Entretien avec Jean-Yves Masson

Ultimes vés sur la mort du nageur


Jean-Yves Masson est né en 1962. Il a fait des études de lettres et de philosophie à Paris. Écrivain et traducteur, il est responsable de la collection « Der Doppelgänger » aux éditions Verdier (littératures germaniques). Il a notamment publié Ultimes vérités sur la mort du nageur (Verdier, 2007), Neuvains du sommeil et de la sagesse (Cheyne Éditeur, 2007), Hofmannsthal, renoncement et métamorphose (Verdier, 2007) et L'Isolement (Verdier, 1996).


Jean-Yves Masson s'entretient avec Hubert Heckmann au sujet de son dernier ouvrage, Ultimes vérités sur la mort du nageur, recueil de nouvelles paru en 2007.






Ultimes vérités sur la mort du nageur est à la fois le titre de votre recueil de nouvelles et le titre de la dernière nouvelle du recueil. Les nouvelles que vous avez réunies dans ce livre présentent, me semble-t-il, une grande unité de ton et de thème, au point qu’elles paraissent s’éclairer les unes par les autres.
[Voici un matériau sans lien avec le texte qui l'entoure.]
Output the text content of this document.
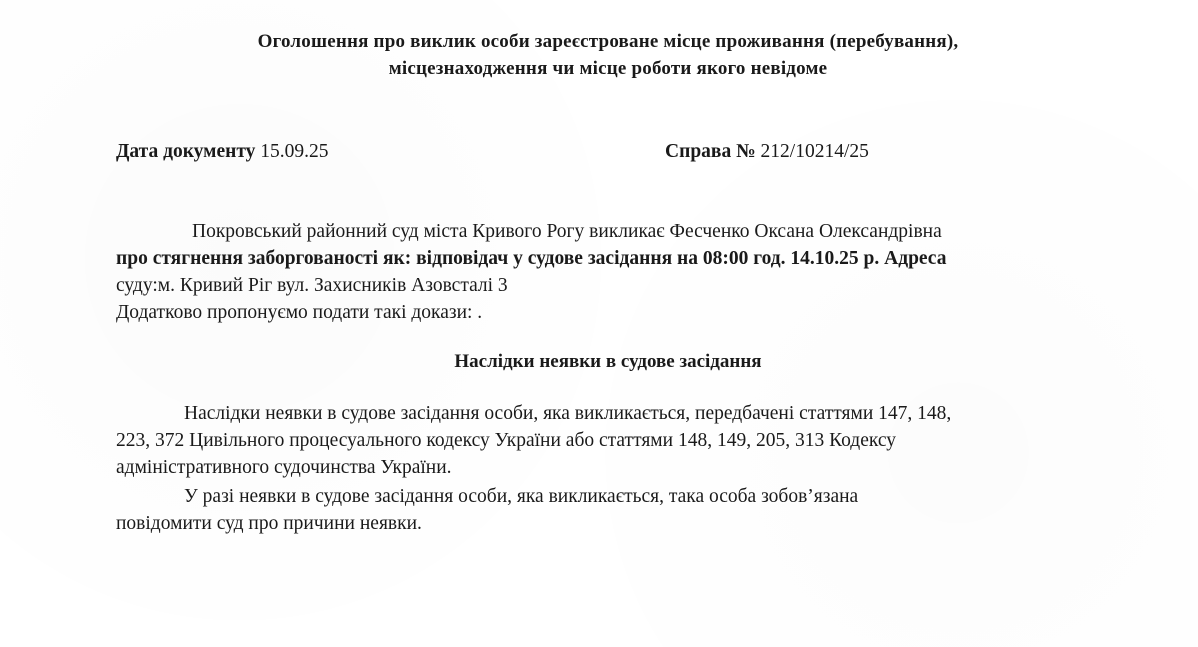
Оголошення про виклик особи зареєстроване місце проживання (перебування),
місцезнаходження чи місце роботи якого невідоме
Дата документу 15.09.25	Справа № 212/10214/25
Покровський районний суд міста Кривого Рогу викликає Фесченко Оксана Олександрівна
про стягнення заборгованості як: відповідач у судове засідання на 08:00 год. 14.10.25 р. Адреса
суду:м. Кривий Ріг вул. Захисників Азовсталі 3
Додатково пропонуємо подати такі докази: .
Наслідки неявки в судове засідання
Наслідки неявки в судове засідання особи, яка викликається, передбачені статтями 147, 148,
223, 372 Цивільного процесуального кодексу України або статтями 148, 149, 205, 313 Кодексу
адміністративного судочинства України.
У разі неявки в судове засідання особи, яка викликається, така особа зобов’язана
повідомити суд про причини неявки.
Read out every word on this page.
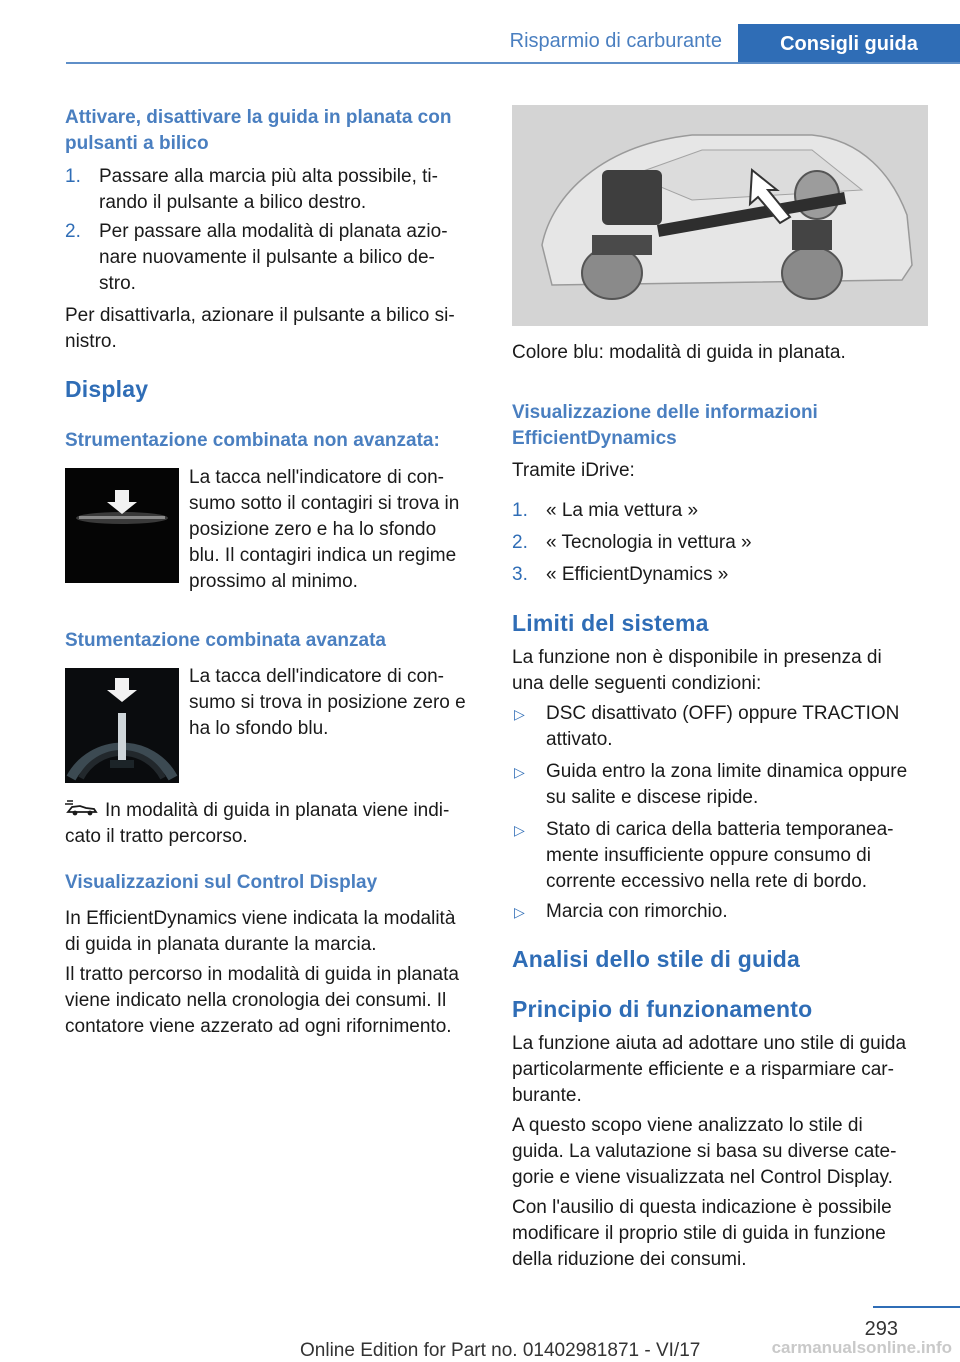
Risparmio di carburante	Consigli guida
Attivare, disattivare la guida in planata con pulsanti a bilico
1. Passare alla marcia più alta possibile, ti‐
rando il pulsante a bilico destro.
2. Per passare alla modalità di planata azio‐
nare nuovamente il pulsante a bilico de‐
stro.
Per disattivarla, azionare il pulsante a bilico si‐
nistro.
Display
Strumentazione combinata non avanzata:
La tacca nell'indicatore di con‐
sumo sotto il contagiri si trova in
posizione zero e ha lo sfondo
blu. Il contagiri indica un regime
prossimo al minimo.
Stumentazione combinata avanzata
La tacca dell'indicatore di con‐
sumo si trova in posizione zero e
ha lo sfondo blu.
In modalità di guida in planata viene indi‐
cato il tratto percorso.
Visualizzazioni sul Control Display
In EfficientDynamics viene indicata la modalità
di guida in planata durante la marcia.
Il tratto percorso in modalità di guida in planata
viene indicato nella cronologia dei consumi. Il
contatore viene azzerato ad ogni rifornimento.
Colore blu: modalità di guida in planata.
Visualizzazione delle informazioni EfficientDynamics
Tramite iDrive:
1. « La mia vettura »
2. « Tecnologia in vettura »
3. « EfficientDynamics »
Limiti del sistema
La funzione non è disponibile in presenza di
una delle seguenti condizioni:
▷ DSC disattivato (OFF) oppure TRACTION
attivato.
▷ Guida entro la zona limite dinamica oppure
su salite e discese ripide.
▷ Stato di carica della batteria temporanea‐
mente insufficiente oppure consumo di
corrente eccessivo nella rete di bordo.
▷ Marcia con rimorchio.
Analisi dello stile di guida
Principio di funzionamento
La funzione aiuta ad adottare uno stile di guida
particolarmente efficiente e a risparmiare car‐
burante.
A questo scopo viene analizzato lo stile di
guida. La valutazione si basa su diverse cate‐
gorie e viene visualizzata nel Control Display.
Con l'ausilio di questa indicazione è possibile
modificare il proprio stile di guida in funzione
della riduzione dei consumi.
293
Online Edition for Part no. 01402981871 - VI/17	carmanualsonline.info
Le travail de composition que vous avez mené pour ce recueil de nouvelles peut-il être comparé à l’élaboration d’un recueil de poèmes?


Oui, j’ai essayé de disposer ces nouvelles dans un ordre qui a de la signification pour moi et, je l’espère, pour le lecteur, s’il accorde un peu d’attention aux effets de parallélisme ou de symétrie entre les récits. Quand j’ai construit ce livre, j’ai relu mes nouvelles écrites depuis une quinzaine d’années et j’ai choisi celles qui pouvaient avoir un rapport entre elles, en essayant d’alterner celles qui sont brèves et celles qui ont une certaine longueur, celles où le sujet de l’aventure raconte à la première personne et celles qui portent sur un personnage vu de l’extérieur, etc. D’abord, pour éviter la monotonie tout en donnant une impression d’unité qui manque à mon avis à beaucoup de livres de nouvelles qui sont simplement des assemblages un peu hasardeux de récits brefs. Ensuite, pour offrir au lecteur une progression, une sorte d’itinéraire initiatique (même si je ne vois aucun inconvénient à ce que le lecteur lise dans un autre ordre, pourvu qu’il ne s’en contente pas).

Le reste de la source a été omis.